Living with the Truth Stranger than Fiction This Is Not About What You Think Milligan and Murphy Making Sense

Wednesday, 25 February 2015

#497


Time II



Time is a dog which haunts you –
         is a wolf which stalks you –
         hangs, like guilt, round your neck
         dragging you down to the grave.

Like Light it allows you
         to perceive only a little –
         lays bare Man's mortality.


16 October 1978
 
 

This poem has never been published before. Light appears in many of my poems, thirty of my adult poems (i.e. the poems from #453 on), and I suspect will appear in a lot of the juvenilia too. Light is, at least in my head, synonymous with truth and in my early poems both are often capitalised. Not sure where I picked up that habit from. It wasn’t from Emily Dickinson because I’ve only read her recently. Clearly I’m doing it to give additional emphasis to the words so I’m a little surprised I didn’t capitalise ‘guilt’ here too. The dog is the same one from ‘Stray’ and he appears in other poems too. For a cat person there are a surprising number of dogs in my poems. I would guess too this is the first time I use outdents to signify the beginnings of sentences. Not really needed here though as the separate stanzas do that quite nicely.

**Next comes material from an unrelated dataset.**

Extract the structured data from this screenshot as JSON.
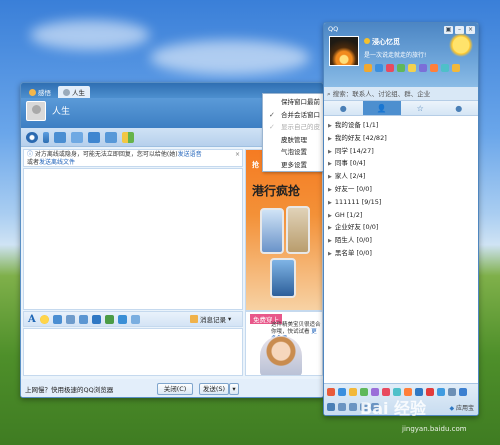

Tenement-Dog-Marc-PoKempner

Marc PoKempner, "Tenement Dog," 1974,
Chicago Photography Collective, Chicago

4 comments:

Kass said...

"...time, like guilt..."
"...dragging you down to the grave."

At my age, it's more like galloping than a slow drag.

Nice poem.

Jim Murdoch said...

My father told me time would speed up as I got older, Kass. I thought he was havering but the older I get the more I find the days pass like hours. What’s interesting to me is that I’d write a poem like this when I was still in my teens.

Kass said...

Yes, I suppose you have always been interesting.

Jim Murdoch said...

I would like to think so, Kass. Other adjectives have been used over the years.